Мистер Меркаптан покачал головой.
— Чересчур в духе Уэллса, — сказал он. — Чересчур утопично. В моем будуаре они будут ужасно неуместны. К тому же софа у меня и без того достаточно мягкая.
— Ну, а как же Толстой? — заорал Липиат, дав волю своему раздражению.
Мистер Меркаптан помахал рукой.
— Русский, — сказал он, — русский.
— А Микеланджело?
— Альберти, — очень серьезно сказал Гамбрил, подсовывая им целиком точку зрения своего отца, — Альберти, уверяю вас, был гораздо лучшим архитектором.

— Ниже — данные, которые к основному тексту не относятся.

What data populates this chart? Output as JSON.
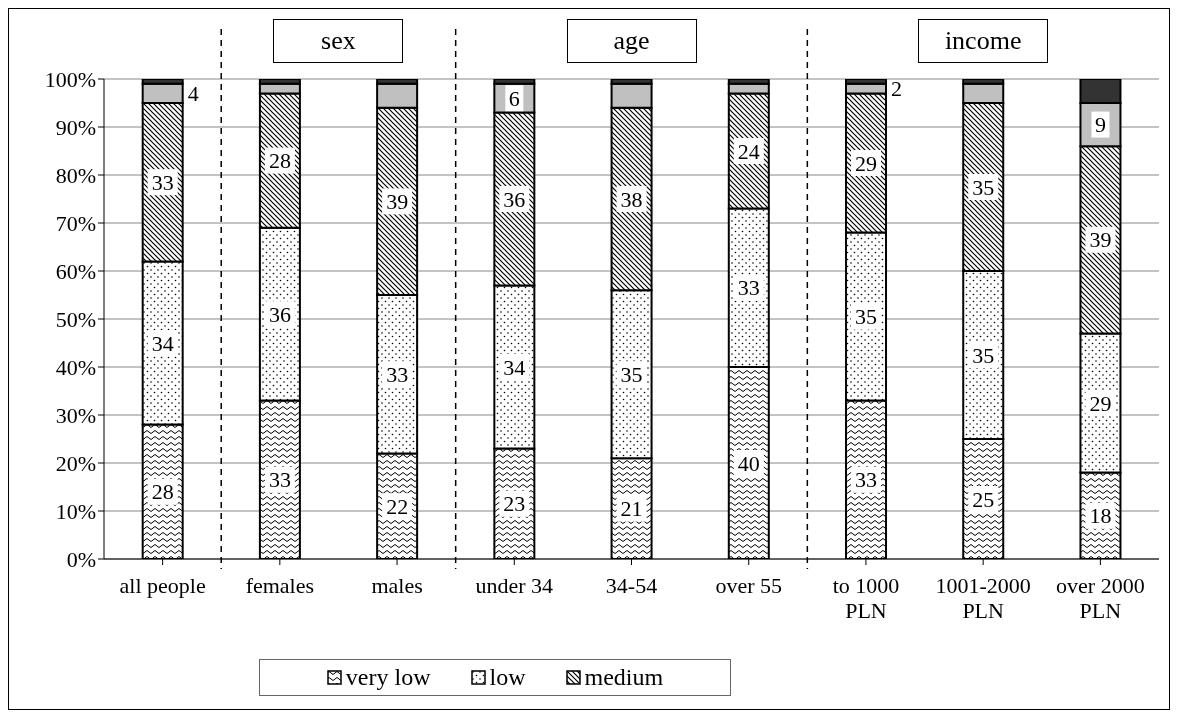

— Уж если говорить о претенциозности, — сказал мистер Меркаптан, — я лично предпочитаю старика Борромини и барокко.
— А как же Бетховен? — продолжал Липиат. — А как же Блейк? Куда вы отнесете их по вашей системе?
Мистер Меркаптан пожал плечами.
— Они остаются в передней, — сказал он. — В будуар я их не допускаю.
— Возмутительно, — сказал Липиат с растущим негодованием, все неистовей размахивая руками, — вы возмущаете меня — вы и ваша мерзкая, фальшивая цивилизация под восемнадцатый век; ваша уринальная поэзия, ваше искусство для искусства — а не для Бога; ваши гнусненькие совокупления без любви и без страсти; ваш скотский материализм; ваше животное равнодушие к чужим страданиям и ваша тявкающая ненависть ко всему великому.
— Прелестно, прелестно, — пробормотал мистер Меркаптан, поливая салат прованским маслом.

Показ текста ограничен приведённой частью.